Vern Gambetta

Come Sunday

The key to successful coaching is planning. The more detailed the planning the better. For me Sunday has always been the day for planning. It has been this way for 44 years, it has almost become a ritual, and certainly it is part of my Sunday routine. During the week I keep detailed notes on the workouts – what worked and what did not work. Did training go according to plan? What adjustments were needed? I use the long-term plan as a guide with each Microcyle having specific goals and objectives and if there is a competition that week or in the subsequent week I obviously factor that into the planning. When Sunday comes I usually go to church and then try to get a workout in, as I get older it is usually a swim or a longer bike ride or walk, in essentially time to think. Next weeks plan is beginning to take shape. I try to think in broad concepts rather than specific loads and sets and reps. Then I usually sit down with a blank paper and jot down exercises, points of emphasis, drills, anything that I want to include that week. Early in my coaching career I then went directly to constructing the workouts, I seldom deleted anything. After a few years I found that I was including too much in the workouts and I was cutting exercises and drills during the actual workout.
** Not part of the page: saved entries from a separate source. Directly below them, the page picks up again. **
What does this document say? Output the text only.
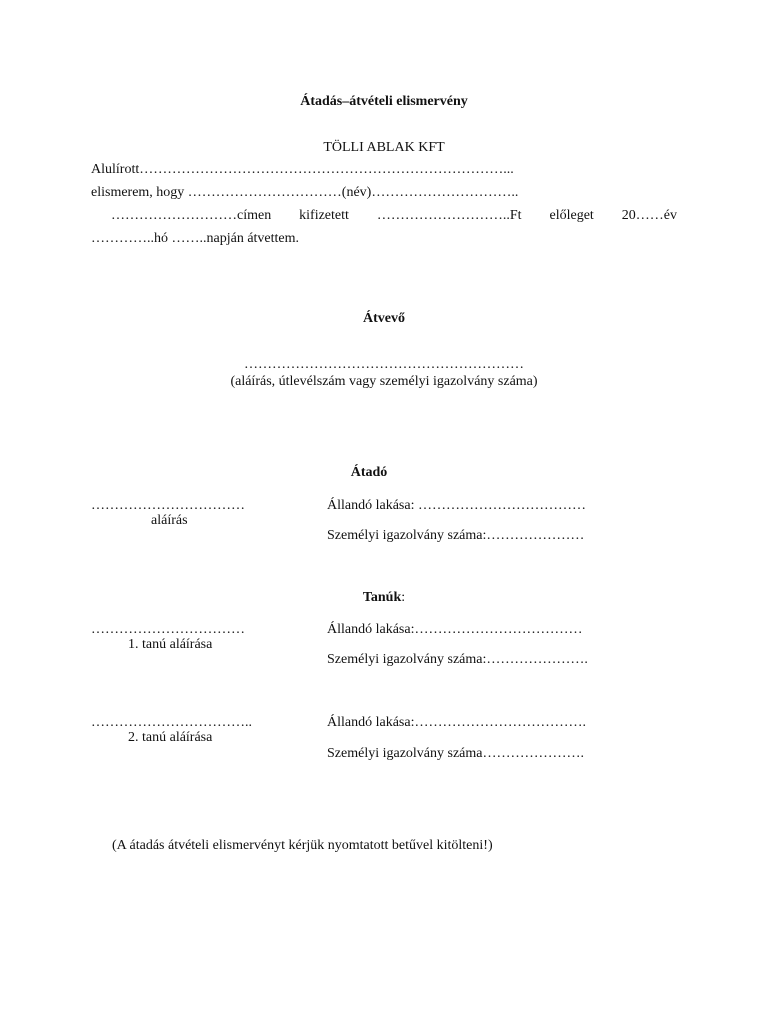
Átadás–átvételi elismervény
TÖLLI ABLAK KFT
Alulírott……………………………………………………………………...
elismerem, hogy ……………………………(név)…………………………..
………………………címen kifizetett ………………………..Ft előleget 20……év
…………..hó ……..napján átvettem.
Átvevő
……………………………………………………
(aláírás, útlevélszám vagy személyi igazolvány száma)
Átadó
……………………………
aláírás
Állandó lakása: ………………………………
Személyi igazolvány száma:…………………
Tanúk:
……………………………
1. tanú aláírása
Állandó lakása:………………………………
Személyi igazolvány száma:………………….
……………………………..
2. tanú aláírása
Állandó lakása:……………………………….
Személyi igazolvány száma………………….
(A átadás átvételi elismervényt kérjük nyomtatott betűvel kitölteni!)
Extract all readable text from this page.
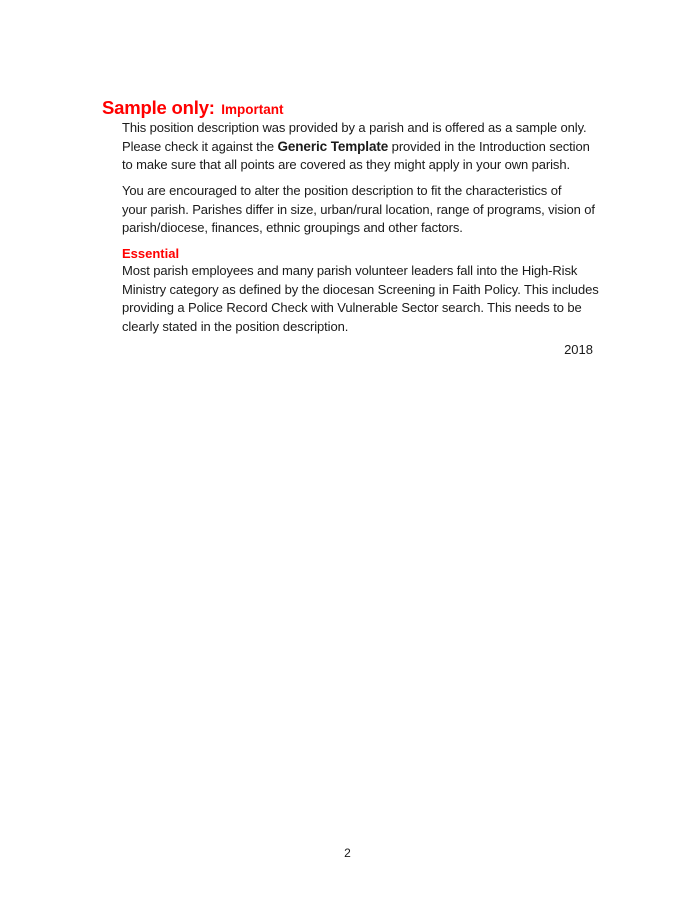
Sample only: Important
This position description was provided by a parish and is offered as a sample only.
Please check it against the Generic Template provided in the Introduction section
to make sure that all points are covered as they might apply in your own parish.
You are encouraged to alter the position description to fit the characteristics of
your parish. Parishes differ in size, urban/rural location, range of programs, vision of
parish/diocese, finances, ethnic groupings and other factors.
Essential
Most parish employees and many parish volunteer leaders fall into the High-Risk
Ministry category as defined by the diocesan Screening in Faith Policy. This includes
providing a Police Record Check with Vulnerable Sector search. This needs to be
clearly stated in the position description.
2018
2
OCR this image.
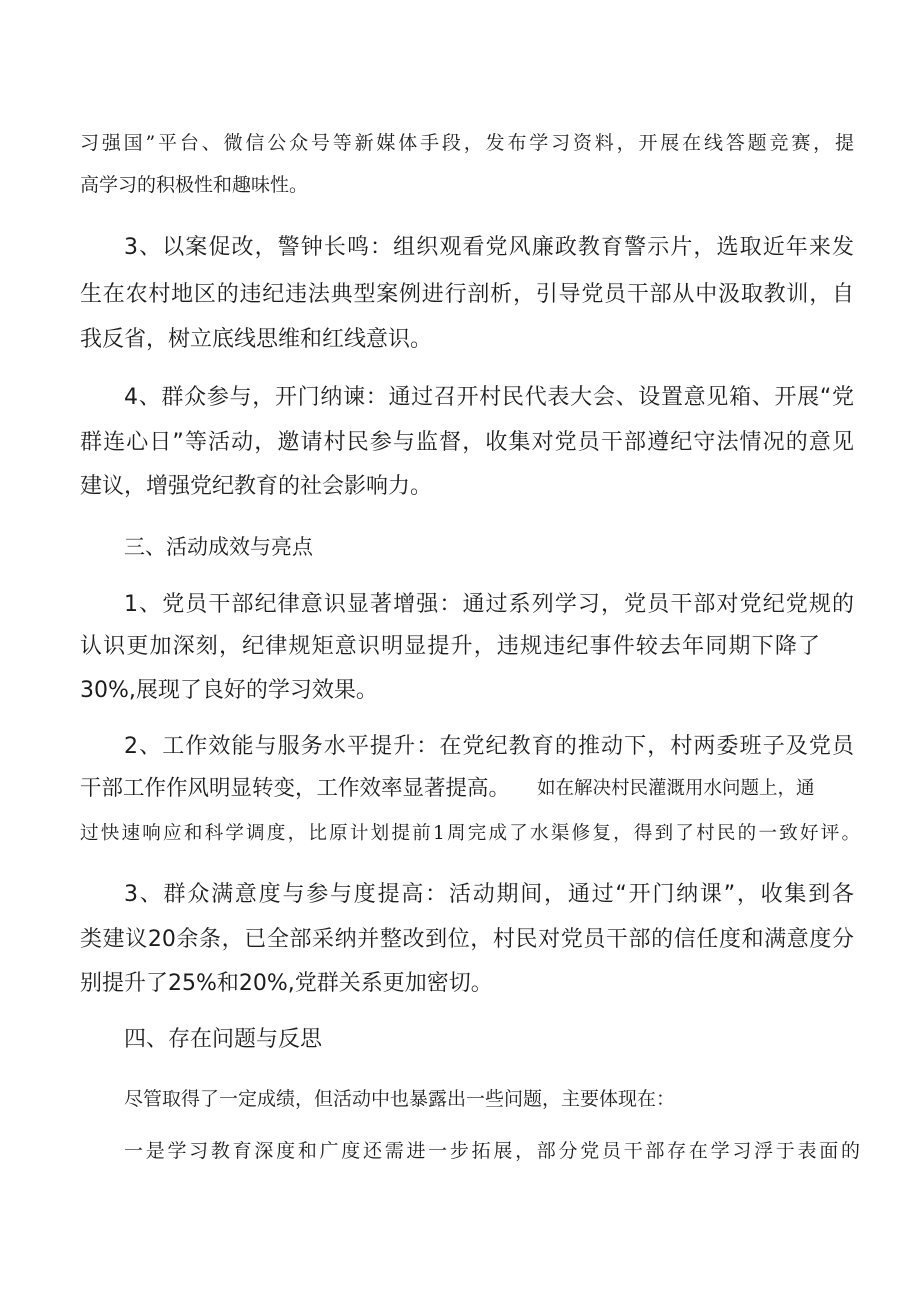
习强国”平台、微信公众号等新媒体手段，发布学习资料，开展在线答题竞赛，提
高学习的积极性和趣味性。
3、以案促改，警钟长鸣：组织观看党风廉政教育警示片，选取近年来发
生在农村地区的违纪违法典型案例进行剖析，引导党员干部从中汲取教训，自
我反省，树立底线思维和红线意识。
4、群众参与，开门纳谏：通过召开村民代表大会、设置意见箱、开展“党
群连心日”等活动，邀请村民参与监督，收集对党员干部遵纪守法情况的意见
建议，增强党纪教育的社会影响力。
三、活动成效与亮点
1、党员干部纪律意识显著增强：通过系列学习，党员干部对党纪党规的
认识更加深刻，纪律规矩意识明显提升，违规违纪事件较去年同期下降了
30%,展现了良好的学习效果。
2、工作效能与服务水平提升：在党纪教育的推动下，村两委班子及党员
干部工作作风明显转变，工作效率显著提高。 如在解决村民灌溉用水问题上，通
过快速响应和科学调度，比原计划提前1周完成了水渠修复，得到了村民的一致好评。
3、群众满意度与参与度提高：活动期间，通过“开门纳课”，收集到各
类建议20余条，已全部采纳并整改到位，村民对党员干部的信任度和满意度分
别提升了25%和20%,党群关系更加密切。
四、存在问题与反思
尽管取得了一定成绩，但活动中也暴露出一些问题，主要体现在：
一是学习教育深度和广度还需进一步拓展，部分党员干部存在学习浮于表面的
That was not effective. So now I usually take a break come back to my notes and cut out everything but the absolute “need to do” exercises and drills. No fluff! Then I plan the workouts for that week. I will write each workout out but without details as to actually sets/reps, number of run, intensities. I wait and do that before each workout when I put in the detail. Sometimes is takes 30 minutes and other Sundays two hours, it depends on the time of the training years, the athlete and the long-term plan. For example this week is a transition week for my beach volleyball players. There will only be two workouts aside from their skill sessions. They have come off a block of power training and heavy skill work and will be going into a power endurance phase next week back to four sessions a week. It only took thirty minutes yesterday to plan the two sessions; it is a transition that we have used the past four years so all I had to do was refer to past years and factor in increased training age. I hope this gives you some insights that will help you in your planning. There is no formula; you must do what works for you.